C3Sn.AK-Del(17)T^hp Chr Y^AKR/J/EiJ

Stock number: 001053
Product name: hairpin tail

Description

This multigenic deletion, which includes T, Qk, and Igf2r, is valuable for studies of sex-reversal and maternal imprinting.

Detailed description

Del(17)T^hp is a 4 cM deletion that includes T, Qk, and Igf2r (Tme). The proximal breakpoint lies between D17Leh66E and D17Leh66EII and the distal breakpoint lies between D17Leh66D and D17Mit12. As with other T mutants, hemizygotes have a shortened tail and other axial skeleton defects, such as vertebral fusions and scoliosis, and homozygotes are embryonic lethal, but these homozygotes were reported by Bennett (1975) to die by E7, 3 days earlier than T/T homozygotes. Because the T-associated maternal effect (Tme) is part of this deletion, transmission of Del(17)T^hp from the male produces pups with normal viability and a variably short or kinked tail while transmission from the female parent results in viable wildtype pups but embryonic lethallty of carrier pups, with the few that are stillborn being oedematous with short, kinky tails and postaxial polydactyly.
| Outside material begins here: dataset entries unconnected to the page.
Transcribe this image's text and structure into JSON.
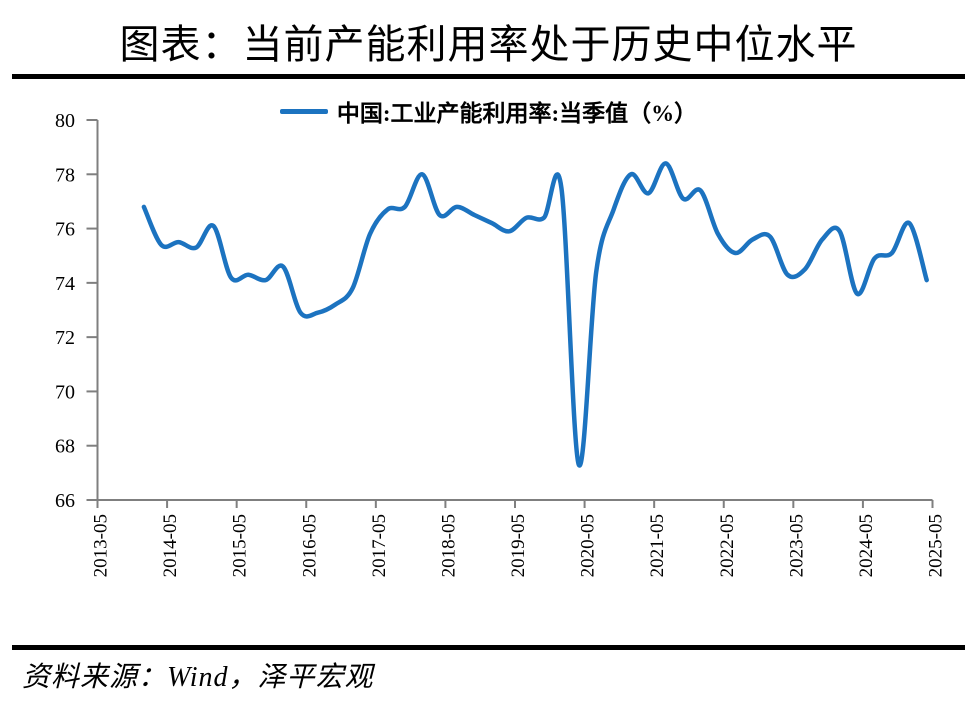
{
  "header": {
    "title": "图表：当前产能利用率处于历史中位水平"
  },
  "footer": {
    "source": "资料来源：Wind，泽平宏观"
  },
  "chart_data": {
    "type": "line",
    "title": "图表：当前产能利用率处于历史中位水平",
    "legend": "中国:工业产能利用率:当季值（%）",
    "xlabel": "",
    "ylabel": "",
    "ylim": [
      66,
      80
    ],
    "yticks": [
      80,
      78,
      76,
      74,
      72,
      70,
      68,
      66
    ],
    "xticks": [
      "2013-05",
      "2014-05",
      "2015-05",
      "2016-05",
      "2017-05",
      "2018-05",
      "2019-05",
      "2020-05",
      "2021-05",
      "2022-05",
      "2023-05",
      "2024-05",
      "2025-05"
    ],
    "grid": false,
    "legend_position": "top-center",
    "colors": {
      "line": "#1C73C0",
      "axis": "#7F7F7F",
      "text": "#000000",
      "divider": "#000000"
    },
    "series": [
      {
        "name": "中国:工业产能利用率:当季值（%）",
        "unit": "%",
        "points": [
          [
            "2013-12",
            76.8
          ],
          [
            "2014-03",
            75.4
          ],
          [
            "2014-06",
            75.5
          ],
          [
            "2014-09",
            75.3
          ],
          [
            "2014-12",
            76.1
          ],
          [
            "2015-03",
            74.2
          ],
          [
            "2015-06",
            74.3
          ],
          [
            "2015-09",
            74.1
          ],
          [
            "2015-12",
            74.6
          ],
          [
            "2016-03",
            72.9
          ],
          [
            "2016-06",
            72.9
          ],
          [
            "2016-09",
            73.2
          ],
          [
            "2016-12",
            73.8
          ],
          [
            "2017-03",
            75.8
          ],
          [
            "2017-06",
            76.7
          ],
          [
            "2017-09",
            76.8
          ],
          [
            "2017-12",
            78.0
          ],
          [
            "2018-03",
            76.5
          ],
          [
            "2018-06",
            76.8
          ],
          [
            "2018-09",
            76.5
          ],
          [
            "2018-12",
            76.2
          ],
          [
            "2019-03",
            75.9
          ],
          [
            "2019-06",
            76.4
          ],
          [
            "2019-09",
            76.4
          ],
          [
            "2019-12",
            77.5
          ],
          [
            "2020-03",
            67.3
          ],
          [
            "2020-06",
            74.4
          ],
          [
            "2020-09",
            76.7
          ],
          [
            "2020-12",
            78.0
          ],
          [
            "2021-03",
            77.3
          ],
          [
            "2021-06",
            78.4
          ],
          [
            "2021-09",
            77.1
          ],
          [
            "2021-12",
            77.4
          ],
          [
            "2022-03",
            75.8
          ],
          [
            "2022-06",
            75.1
          ],
          [
            "2022-09",
            75.6
          ],
          [
            "2022-12",
            75.7
          ],
          [
            "2023-03",
            74.3
          ],
          [
            "2023-06",
            74.5
          ],
          [
            "2023-09",
            75.6
          ],
          [
            "2023-12",
            75.9
          ],
          [
            "2024-03",
            73.6
          ],
          [
            "2024-06",
            74.9
          ],
          [
            "2024-09",
            75.1
          ],
          [
            "2024-12",
            76.2
          ],
          [
            "2025-03",
            74.1
          ]
        ]
      }
    ]
  }
}
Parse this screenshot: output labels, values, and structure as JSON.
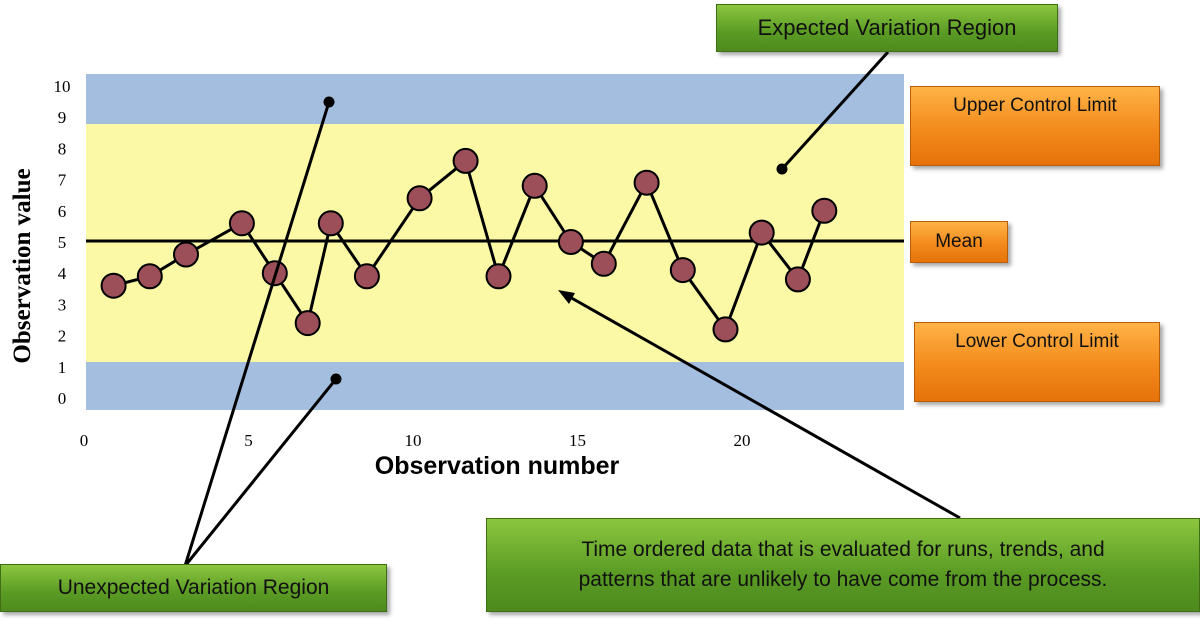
{
  "chart_data": {
    "type": "line",
    "xlabel": "Observation number",
    "ylabel": "Observation value",
    "xlim": [
      0,
      22.5
    ],
    "ylim": [
      0,
      10.5
    ],
    "x_ticks": [
      "0",
      "5",
      "10",
      "15",
      "20"
    ],
    "y_ticks": [
      "0",
      "1",
      "2",
      "3",
      "4",
      "5",
      "6",
      "7",
      "8",
      "9",
      "10"
    ],
    "series": [
      {
        "x": [
          0.9,
          2,
          3.1,
          4.8,
          5.8,
          6.8,
          7.5,
          8.6,
          10.2,
          11.6,
          12.6,
          13.7,
          14.8,
          15.8,
          17.1,
          18.2,
          19.5,
          20.6,
          21.7,
          22.5
        ],
        "y": [
          3.6,
          3.9,
          4.6,
          5.6,
          4.0,
          2.4,
          5.6,
          3.9,
          6.4,
          7.6,
          3.9,
          6.8,
          5.0,
          4.3,
          6.9,
          4.1,
          2.2,
          5.3,
          3.8,
          6.0
        ]
      }
    ],
    "mean": 5.0,
    "upper_control_limit": 8.9,
    "lower_control_limit": 1.2,
    "colors": {
      "outer_region": "#a4bee0",
      "inner_region": "#fbf9a6",
      "marker_fill": "#9c4f59",
      "line": "#000000"
    }
  },
  "labels": {
    "expected_region": "Expected Variation Region",
    "upper_control_limit": "Upper Control Limit",
    "mean": "Mean",
    "lower_control_limit": "Lower Control Limit",
    "unexpected_region": "Unexpected Variation Region",
    "time_ordered_line1": "Time ordered data that is evaluated for runs, trends, and",
    "time_ordered_line2": "patterns that are unlikely to have come from the process."
  }
}
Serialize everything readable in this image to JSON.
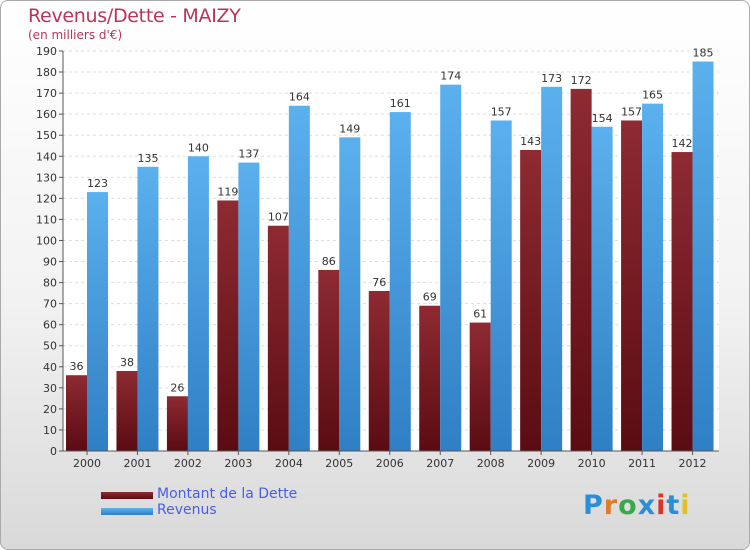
{
  "header": {
    "title": "Revenus/Dette - MAIZY",
    "subtitle": "(en milliers d'€)"
  },
  "legend": {
    "debt_label": "Montant de la Dette",
    "revenue_label": "Revenus"
  },
  "logo": {
    "text": "Proxiti",
    "colors": [
      "#2a8fd6",
      "#e07b2a",
      "#3aa84a",
      "#2a8fd6",
      "#d8342a",
      "#2a8fd6",
      "#e0c02a"
    ]
  },
  "colors": {
    "debt": "#7a1e26",
    "revenue": "#4da3e3",
    "title": "#b5365a",
    "legend_text": "#4a5ee0"
  },
  "chart_data": {
    "type": "bar",
    "categories": [
      "2000",
      "2001",
      "2002",
      "2003",
      "2004",
      "2005",
      "2006",
      "2007",
      "2008",
      "2009",
      "2010",
      "2011",
      "2012"
    ],
    "series": [
      {
        "name": "Montant de la Dette",
        "values": [
          36,
          38,
          26,
          119,
          107,
          86,
          76,
          69,
          61,
          143,
          172,
          157,
          142
        ]
      },
      {
        "name": "Revenus",
        "values": [
          123,
          135,
          140,
          137,
          164,
          149,
          161,
          174,
          157,
          173,
          154,
          165,
          185
        ]
      }
    ],
    "ylim": [
      0,
      190
    ],
    "yticks": [
      0,
      10,
      20,
      30,
      40,
      50,
      60,
      70,
      80,
      90,
      100,
      110,
      120,
      130,
      140,
      150,
      160,
      170,
      180,
      190
    ],
    "grid": true,
    "legend_position": "bottom-left"
  }
}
This lethality traces to the maternally-derived pups themselves, not the maternal environment since no viable carrier pups are obtained from hemizygous females bred to wildtype males, a reasonable percentage of carrier pups are born from wildtype females bred to hemizygous males, with some embryonic loss occurring, and intercrosses of hemizygous males with hemizygous females yield some viable hemizygous pups and some oedematous stillborn pups with postaxial polydatyly and short, kinky tails. Tme was defined by Wutz et al. (2001) as Igf2r, a maternally expressed imprinted gene encoding a receptor for both insulin-like growth factor and mannose 6-phosphate.

When on a C57BL/6J Chr Y^AKR/J background Del(17)T^hp hemizygotes have a high rate of sex-reversal, with XY^AKR/J Del(17)T^hp hemizygotes developing ovarian tissue or both ovarian and testicular tissue, but on the C3H/HeSnJ background testicular tissue develops even in the presence of the Chr Y^AKR/J with its variant Sry gene (Washburn et al., 1990; Bogani et al., 2009).

Development

The Del(17)T^hp multigenic deletion, formerly called T^hp, arose spontaneously in AKR/J at The Jackson Laboratory. Because maternally imprinted Igf2r is in this deletion, this deletion cannot be transmitted from carrier females. Instead, the laboratory of Dr. Eva Eicher backcrossed this deletion onto the C3H/HeSnJ background by breeding from a carrier male bred to a C3H/HeSnJ female at each generation and thereby capturing the Chr Yin this consomic. Even with the Chr Y^AKR/J this genetic background is not prone to sex reversal, but on a C57BL/6J background hemizygous Del(17)T^hp carriers that are XY^AKR/J have a high rate of failed testicular development, with half developing only ovarian tissue and half developing both ovarian and testicular tissue. Embryos were generated for cryopreservation from C3H/HeSnJ females bred to C3Sn.AK-Del(17)T^hp Chr Y^AKR/J males at generation N20.

Allele

Symbol: Del(17)T^hp
Name: deletion, Chr 17, T, hairpin tail
MGI accession ID: MGI:1856187
Generation method: Spontaneous
Synonyms: hairpin tail; Hp; T^hp
Marker symbol: Del(17)T^hp
Marker name: deletion, Chr 17, T, hairpin tail
Marker synonyms: T^hp
Chromosome: 17
Strain of origin: AKR/J
Molecular note: Restriction length polymorphisms and simple sequence variants were used to define the breakpoints of the deletion that comprises this allele. The proximal breakpoint of the deletion maps between D17Leh66EI and D17Leh66EII and the distal breakpoint is proximal to D17Mit122 but distal to D17Leh66D. The Qk locus is included in the deletion.
General note: Because this allele arose in the AKR/J inbred strain and can only be transmitted to viable offspring via a male carrier, all Del(17)T^hp strains carry the AKR Y Chromosome.